We spend so much more time training than racing it is not a surprise that races bring anxiety. Since there are only a few key races each year, those races are laden with expectation and a certain amount of fear. It is normal to question whether you are ready to PR or reach the podium or if the day is going to go horribly awry or if you are going to feel embarrassed by a poor performance (nobody should ever feel embarrassed by a poor performance).
Yes, pre-race anxiety is a normal part of racing. I have always felt that once the pre-race jitters go away completely you aren’t truly ready to race. But, there is a distinction between the adrenaline pumping nerves that get your heart rate up just the right amount and paralyzing nervousness that ends up derailing a race.
While pre-race anxiety can come from any number of things, I think that the main problem is self-imposed pressure. The pressure that we put on ourselves to succeed can become debilitating to the point that it turns into a self-fulfilling prophecy; when you worry so much about failing, failure is often inevitable. The very thing that makes us work hard to reach our goals can also be our downfall.
In 2010 I was trying very hard to make a comeback after a terrible bike crash. I wanted to prove to myself and everyone around me that I was stronger than ever even though I was still suffering with injuries. I went to Galveston 70.3 to race against a stacked field at a time when I was clearly not ready to race. I was so nervous before the race I actually broke down in tears.
Luckily there are ways to combat the pressure cooker that we impose upon ourselves. Look, I know that changing an ingrained mindset is no easy task. To be a better athlete you need to train your mind in same manner you train your body . Decreasing self-imposed pressure has to be practiced on a daily basis and added to your training schedule like it is another workout. In that vein, I have come up with 7 things to work on, one for each day of the week, to lessen the effects of self-imposed pressure:
Worry less. It doesn’t matter how your competition performs or what other people think about how you race or if you miss your PR by minute or a mile.
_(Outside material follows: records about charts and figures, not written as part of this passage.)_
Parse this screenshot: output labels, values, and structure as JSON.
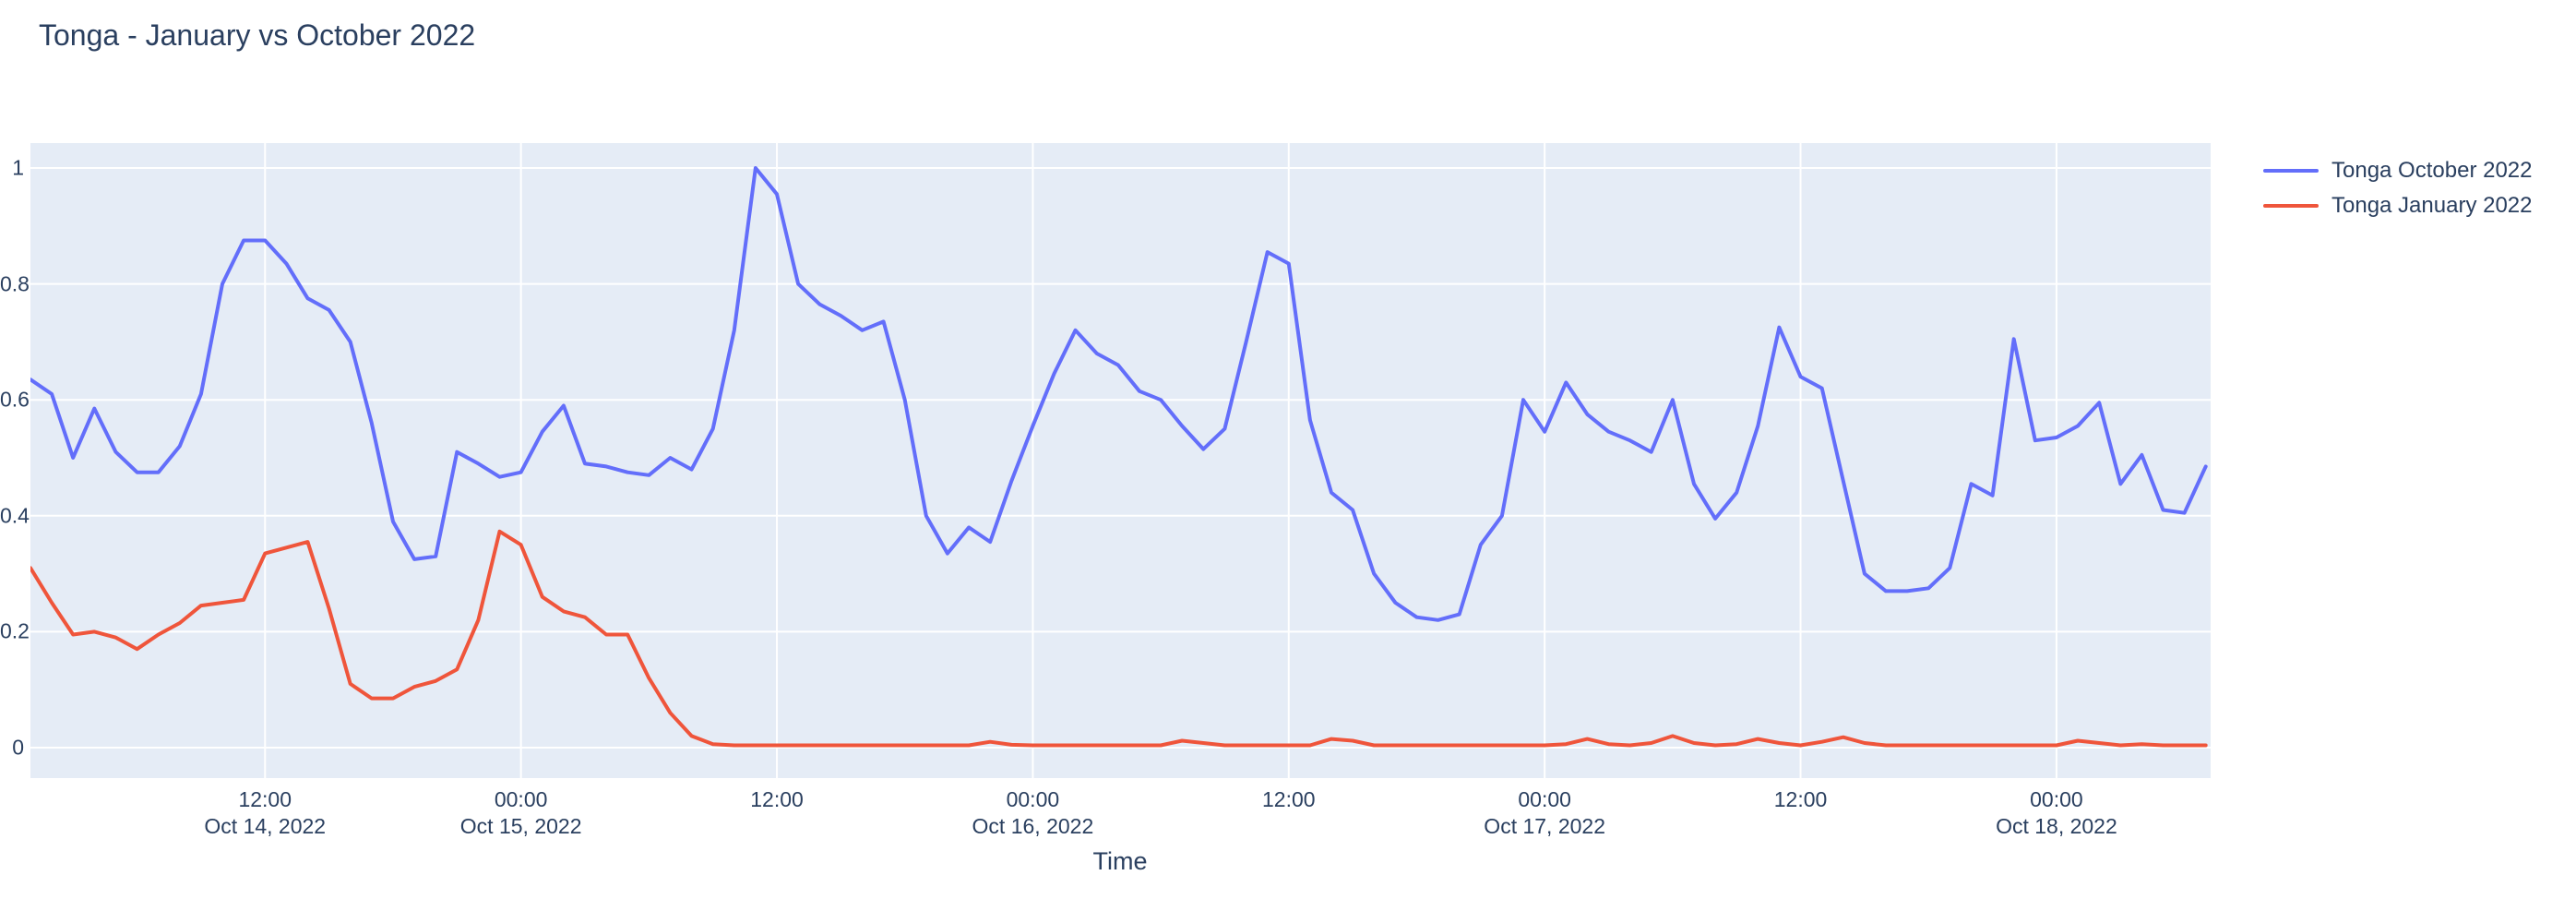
{
  "page_title": "Tonga - January vs October 2022",
  "colors": {
    "text": "#2a3f5f",
    "plot_background": "#E5ECF6",
    "gridline": "#ffffff",
    "series_october": "#636EFA",
    "series_january": "#EF553B"
  },
  "chart_data": {
    "type": "line",
    "title": "Tonga - January vs October 2022",
    "xlabel": "Time",
    "ylabel": "",
    "x_start": "2022-10-14 01:00",
    "x_step_hours": 1,
    "n_points": 103,
    "ylim": [
      0,
      1
    ],
    "grid": true,
    "legend_position": "outside-top-right",
    "yticks": [
      {
        "value": 0,
        "label": "0"
      },
      {
        "value": 0.2,
        "label": "0.2"
      },
      {
        "value": 0.4,
        "label": "0.4"
      },
      {
        "value": 0.6,
        "label": "0.6"
      },
      {
        "value": 0.8,
        "label": "0.8"
      },
      {
        "value": 1,
        "label": "1"
      }
    ],
    "xticks": [
      {
        "hour_index": 11,
        "time": "12:00",
        "date": "Oct 14, 2022"
      },
      {
        "hour_index": 23,
        "time": "00:00",
        "date": "Oct 15, 2022"
      },
      {
        "hour_index": 35,
        "time": "12:00",
        "date": ""
      },
      {
        "hour_index": 47,
        "time": "00:00",
        "date": "Oct 16, 2022"
      },
      {
        "hour_index": 59,
        "time": "12:00",
        "date": ""
      },
      {
        "hour_index": 71,
        "time": "00:00",
        "date": "Oct 17, 2022"
      },
      {
        "hour_index": 83,
        "time": "12:00",
        "date": ""
      },
      {
        "hour_index": 95,
        "time": "00:00",
        "date": "Oct 18, 2022"
      }
    ],
    "series": [
      {
        "name": "Tonga October 2022",
        "color": "#636EFA",
        "values": [
          0.635,
          0.61,
          0.5,
          0.585,
          0.51,
          0.475,
          0.475,
          0.52,
          0.61,
          0.8,
          0.875,
          0.875,
          0.835,
          0.775,
          0.755,
          0.7,
          0.56,
          0.39,
          0.325,
          0.33,
          0.51,
          0.49,
          0.467,
          0.475,
          0.545,
          0.59,
          0.49,
          0.485,
          0.475,
          0.47,
          0.5,
          0.48,
          0.55,
          0.72,
          1.0,
          0.955,
          0.8,
          0.765,
          0.745,
          0.72,
          0.735,
          0.6,
          0.4,
          0.335,
          0.38,
          0.355,
          0.46,
          0.555,
          0.645,
          0.72,
          0.68,
          0.66,
          0.615,
          0.6,
          0.555,
          0.515,
          0.55,
          0.7,
          0.855,
          0.835,
          0.565,
          0.44,
          0.41,
          0.3,
          0.25,
          0.225,
          0.22,
          0.23,
          0.35,
          0.4,
          0.6,
          0.545,
          0.63,
          0.575,
          0.545,
          0.53,
          0.51,
          0.6,
          0.455,
          0.395,
          0.44,
          0.555,
          0.725,
          0.64,
          0.62,
          0.46,
          0.3,
          0.27,
          0.27,
          0.275,
          0.31,
          0.455,
          0.435,
          0.705,
          0.53,
          0.535,
          0.555,
          0.595,
          0.455,
          0.505,
          0.41,
          0.405,
          0.485
        ]
      },
      {
        "name": "Tonga January 2022",
        "color": "#EF553B",
        "values": [
          0.31,
          0.25,
          0.195,
          0.2,
          0.19,
          0.17,
          0.195,
          0.215,
          0.245,
          0.25,
          0.255,
          0.335,
          0.345,
          0.355,
          0.24,
          0.11,
          0.085,
          0.085,
          0.105,
          0.115,
          0.135,
          0.22,
          0.373,
          0.35,
          0.26,
          0.235,
          0.225,
          0.195,
          0.195,
          0.12,
          0.06,
          0.02,
          0.006,
          0.004,
          0.004,
          0.004,
          0.004,
          0.004,
          0.004,
          0.004,
          0.004,
          0.004,
          0.004,
          0.004,
          0.004,
          0.01,
          0.005,
          0.004,
          0.004,
          0.004,
          0.004,
          0.004,
          0.004,
          0.004,
          0.012,
          0.008,
          0.004,
          0.004,
          0.004,
          0.004,
          0.004,
          0.015,
          0.012,
          0.004,
          0.004,
          0.004,
          0.004,
          0.004,
          0.004,
          0.004,
          0.004,
          0.004,
          0.006,
          0.015,
          0.006,
          0.004,
          0.008,
          0.02,
          0.008,
          0.004,
          0.006,
          0.015,
          0.008,
          0.004,
          0.01,
          0.018,
          0.008,
          0.004,
          0.004,
          0.004,
          0.004,
          0.004,
          0.004,
          0.004,
          0.004,
          0.004,
          0.012,
          0.008,
          0.004,
          0.006,
          0.004,
          0.004,
          0.004
        ]
      }
    ]
  }
}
Don’t waste time on “what ifs”. Take care of the things that you can control, such as pacing well, good nutrition, staying healthy, making sure your equipment works. Ban from your thoughts things that you have no ability to regulate. Most importantly, don’t worry about failing. The greatest triumphs often come on the heels of epic failures.
Have confidence. One of my favorite mantras is “training doesn’t lie”. A lot of hard work goes into the preparation for a big race. Don’t forget about all of the workouts that turned you inside out or made you smile. Go back through your training log and look specifically at the key workouts that have enhanced your fitness. Racing without confidence often leads to race day mistakes.
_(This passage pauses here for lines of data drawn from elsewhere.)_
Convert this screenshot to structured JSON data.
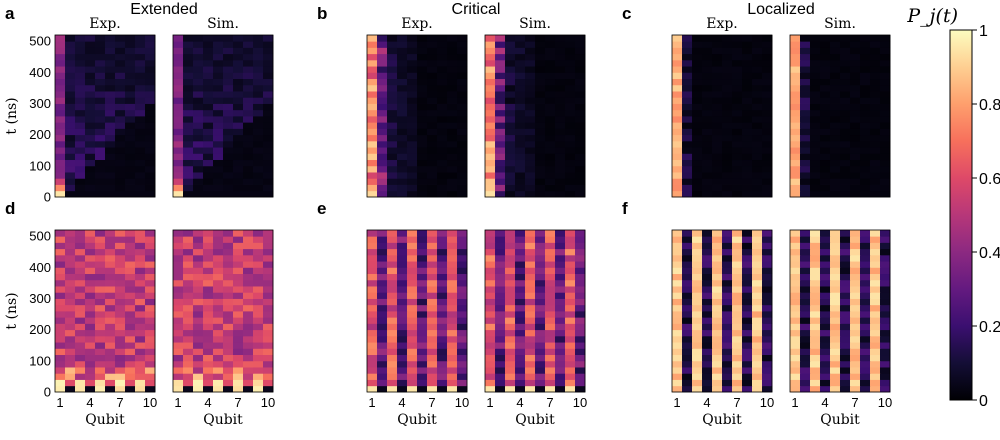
{
  "figure": {
    "colormap": [
      "#000004",
      "#140e36",
      "#3b0f70",
      "#641a80",
      "#8c2981",
      "#b73779",
      "#de4968",
      "#f7705c",
      "#fe9f6d",
      "#fecf92",
      "#fcfdbf"
    ],
    "panels": [
      {
        "letter": "a",
        "title": "Extended",
        "regime": "extended",
        "row": 0
      },
      {
        "letter": "b",
        "title": "Critical",
        "regime": "critical",
        "row": 0
      },
      {
        "letter": "c",
        "title": "Localized",
        "regime": "localized",
        "row": 0
      },
      {
        "letter": "d",
        "title": "",
        "regime": "extended",
        "row": 1
      },
      {
        "letter": "e",
        "title": "",
        "regime": "critical",
        "row": 1
      },
      {
        "letter": "f",
        "title": "",
        "regime": "localized",
        "row": 1
      }
    ],
    "subplot_labels": [
      "Exp.",
      "Sim."
    ],
    "colorbar": {
      "label": "P_j(t)",
      "min": 0,
      "max": 1,
      "ticks": [
        "0",
        "0.2",
        "0.4",
        "0.6",
        "0.8",
        "1"
      ]
    }
  },
  "chart_data": {
    "type": "heatmap",
    "x": {
      "label": "Qubit",
      "values": [
        1,
        2,
        3,
        4,
        5,
        6,
        7,
        8,
        9,
        10
      ],
      "tick_labels": [
        "1",
        "4",
        "7",
        "10"
      ]
    },
    "y": {
      "label": "t (ns)",
      "range": [
        0,
        520
      ],
      "tick_labels": [
        "0",
        "100",
        "200",
        "300",
        "400",
        "500"
      ]
    },
    "z": {
      "label": "P_j(t)",
      "range": [
        0,
        1
      ]
    },
    "rows": 26,
    "panels": [
      "a",
      "b",
      "c",
      "d",
      "e",
      "f"
    ]
  }
}
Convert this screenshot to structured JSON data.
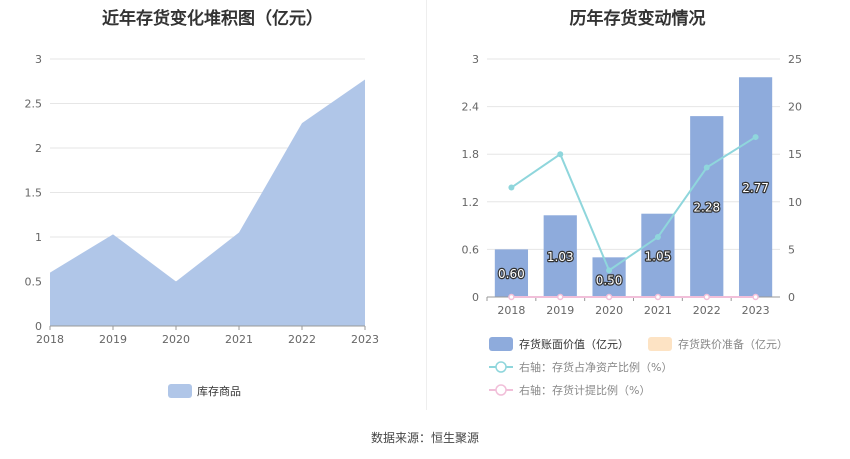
{
  "left_title": "近年存货变化堆积图（亿元）",
  "right_title": "历年存货变动情况",
  "source": "数据来源：恒生聚源",
  "colors": {
    "area": "#b0c6e8",
    "bar": "#8eabdc",
    "line_turnover": "#8fd6dc",
    "line_provision": "#f1bfd9",
    "impairment": "#fde3c4",
    "grid": "#e6e6e6",
    "axis_text": "#666666"
  },
  "chart_data": [
    {
      "type": "area",
      "title": "近年存货变化堆积图（亿元）",
      "categories": [
        "2018",
        "2019",
        "2020",
        "2021",
        "2022",
        "2023"
      ],
      "series": [
        {
          "name": "库存商品",
          "values": [
            0.6,
            1.03,
            0.5,
            1.05,
            2.28,
            2.77
          ]
        }
      ],
      "y_ticks": [
        "0",
        "0.5",
        "1",
        "1.5",
        "2",
        "2.5",
        "3"
      ],
      "ylim": [
        0,
        3
      ],
      "grid": true,
      "legend_position": "bottom"
    },
    {
      "type": "bar",
      "title": "历年存货变动情况",
      "categories": [
        "2018",
        "2019",
        "2020",
        "2021",
        "2022",
        "2023"
      ],
      "series": [
        {
          "name": "存货账面价值（亿元）",
          "type": "bar",
          "axis": "left",
          "values": [
            0.6,
            1.03,
            0.5,
            1.05,
            2.28,
            2.77
          ],
          "labels": [
            "0.60",
            "1.03",
            "0.50",
            "1.05",
            "2.28",
            "2.77"
          ]
        },
        {
          "name": "存货跌价准备（亿元）",
          "type": "bar",
          "axis": "left",
          "values": [
            0,
            0,
            0,
            0,
            0,
            0
          ]
        },
        {
          "name": "右轴：存货占净资产比例（%）",
          "type": "line",
          "axis": "right",
          "values": [
            11.5,
            15.0,
            2.8,
            6.3,
            13.6,
            16.8
          ]
        },
        {
          "name": "右轴：存货计提比例（%）",
          "type": "line",
          "axis": "right",
          "values": [
            0,
            0,
            0,
            0,
            0,
            0
          ]
        }
      ],
      "y_left_ticks": [
        "0",
        "0.6",
        "1.2",
        "1.8",
        "2.4",
        "3"
      ],
      "y_left_lim": [
        0,
        3
      ],
      "y_right_ticks": [
        "0",
        "5",
        "10",
        "15",
        "20",
        "25"
      ],
      "y_right_lim": [
        0,
        25
      ],
      "grid": true,
      "legend_position": "bottom"
    }
  ]
}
Visualize good things happening. I hate to sound like a hokey hippie, but visualization works. Find a quiet spot, close your eyes, and imagine yourself executing the perfect race. If it is a course you are familiar with, place yourself on the course and picture yourself floating and feeling good. On an unfamiliar course, check out the course maps and elevation profiles so you have an understanding of how the course flows. Imagine yourself crossing the finish line exuberantly because you achieved your goal.
Be prepared. Shit happens when you race so you best be prepared. Make sure you have clothing options to deal with all types of weather situations. Have several nutritional plans in place in case you need more or less calories than originally calculated. If you think you need 4 gels on race day, bring 6. Be ready combat any difficulty that comes your way and contemplate how you are going to handle a race day glitch with poise rather than anger or despair.
Positive self-talk. Nothing, and I mean nothing, can ruin a race like negative thoughts. Once negative thoughts creep in, they are very hard to banish. It is imperative to come up with a phrase or mantra before race day that you will repeat in your head whenever a negative thought infiltrates. Your key word can be anything – silly, funny, uplifting – as long as it chases away the ugly thoughts.
Don’t be a perfectionist. Things can and will go wrong. It is very hard, in fact, almost impossible, to execute the flawless race. It might be a crappy transition, a swim that was too slow, you might be way behind your competitors, or your pacing could be way off. Any number of things can blemish your race. Don’t let a mistake send you into a shame cycle.
Have fun!!! Ultimately, fun is the name of the game. Racing is a privilege and we are lucky that we able to something that we enjoy so much. And, we need to take a lesson from the old golf adage “The worst days golfing are still better than the best days working.”